Doubt is integral to a life of faith.

 

IX.

When men’s opinions ceased to be the Word,

Mnemosyne, fertile still, shook off her dust

To rouse her sleeping children. They stirred

And inspired men to polish rust

Off the old antiques, to find there averred

Fragments, shored together, Greek or Arab.
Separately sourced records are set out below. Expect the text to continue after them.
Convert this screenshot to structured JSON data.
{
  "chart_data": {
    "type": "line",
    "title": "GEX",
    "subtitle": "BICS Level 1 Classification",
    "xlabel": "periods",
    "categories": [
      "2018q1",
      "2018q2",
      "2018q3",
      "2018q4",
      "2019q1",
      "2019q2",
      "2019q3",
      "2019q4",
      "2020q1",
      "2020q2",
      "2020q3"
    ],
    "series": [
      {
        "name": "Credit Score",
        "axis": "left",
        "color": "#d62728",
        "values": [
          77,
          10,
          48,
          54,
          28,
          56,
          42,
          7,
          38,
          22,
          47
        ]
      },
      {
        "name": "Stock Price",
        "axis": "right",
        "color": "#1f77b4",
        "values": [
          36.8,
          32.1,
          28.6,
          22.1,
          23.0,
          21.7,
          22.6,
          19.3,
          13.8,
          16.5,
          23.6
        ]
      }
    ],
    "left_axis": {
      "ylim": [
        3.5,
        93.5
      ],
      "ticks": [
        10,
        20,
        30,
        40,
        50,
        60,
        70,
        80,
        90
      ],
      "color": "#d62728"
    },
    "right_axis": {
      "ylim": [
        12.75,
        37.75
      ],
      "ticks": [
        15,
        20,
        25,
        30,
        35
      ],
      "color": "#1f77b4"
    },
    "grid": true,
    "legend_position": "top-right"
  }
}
They saw further on the wings of cherubs.

 

X.

I lingered here, in this liminal rest,

Not quite sleeping, not quite awake. I thought

I should follow Virgil—no, Descartes, lest

I wake up in the now times, to be caught

Here, living without the sacred, the blessed,

And belief; where truth amounts to naught;

History never ends. Light brought from dark

There in the beginning. The arche’s arc.

Mana Afsari, Washington, DC, USA

 


First Prize (£200)

Ode to Classics

 

Remind me, please, O Magister

Explain to me once more 

The sudden lack of posterage

Hanging from your door.

 

To me it doesn’t seem quite right 

For classroom and abode

To cease to have its glories sung

On account of fire code.

 

Now creak upon your hinge, O Door

Allow me to describe

The covert wonders you conceal

The ancient walls inside.

 

Plastered to the pale brick

Familiar placards reign

Declaring sayings ever apt

Affirming their domain.

 

Here, we’re told to hurry slowly

There, to seize the day

Here, we read as Ovid’s Daedalus 

Uttered ‘seize the way’.

 

Above the window to the left

Achilles’ rage is sung

Among the other famous lines

That praise the ancient tongue.

 

Gaze upon the bookshelf now,

Supporting weighty verse

Both Stoic works and those that trust

Lucretius’ universe,

 

Pindarian odes, philology,

Aristophanes 

Red-spined books entwined with Plutarch 

Hug Euripides.

 

Above, a wide-eyed Alexander

Locked in tesserae

Stares on as frescoed Clytemnestra

Hides her face to cry.

 

Across the room on timeworn rollers

Is a map of Trajan’s Rome

We swarmed around like Virgil’s bees

To take its nectar home.

 

Glancing over, see the whiteboard

Laced with epigrams

Beneath, that poster ‘bout Catullus

No one understands.

 

Perhaps you wonder why I feel

For this room like no other.

I don’t know, although I’ve tried

But I feel it and I wonder.

 

Now take this poster, please, I beg

And add it to the view

So all who search these walls may know

That I have loved it too.

Fulvia Minor, Milwaukee, WI, USA

 


Second Prize (£100)

Great Mother Cybele

(a poem in the Galliambic metre)

 

Oh great mother, blessings softly

  all surround your priests, which bathe

in their flowing cruor, eardrums

  pound, hurt with songs in your name. 

I yearn blindly, seeking flashlight

  revelations like theirs every

night, oh goddess, evening weeps, cherry

  red desire in which you swathe 

me, may worship fondle woodwork

  of your greatness, for years the same

as when wailings uttered “Troy burnt”

  but your worship still sparked revelry.

Alice Saba, Pavia, Italy

 


Third prize (five antiquarian Classics books)

Untitled

 

Long ago, in the days of old

When men were brave, so I’ve been told

There was in the hot south a land

That was both fair and proud and grand.

 

The name of that land was Greece

More to the west than the east

Well-learned in all its city states

Full of wisdom to the gates.

 

Though they were great, they lacked one thing

They did not believe in Christ our King:

They were pagans through and through

They worshiped gods and goddesses too.

 

Though loudly did their muses sing

They must end like everything

And where they built their palaces grand

Is nothing left but dust and sand.

Mary Dolezal (aged 11), Springfield, NE, USA

 


Very many congratulations to all! If you are keen for more, come enjoy this garland of the thirty-or-so poems we adjudged to be best of the rest. And thank you so much to all of you who took the time to write, and let the Muse take over your minds. We do hope that you enjoyed producing these poems even half as much as we enjoyed reading them. Talium floreat amor!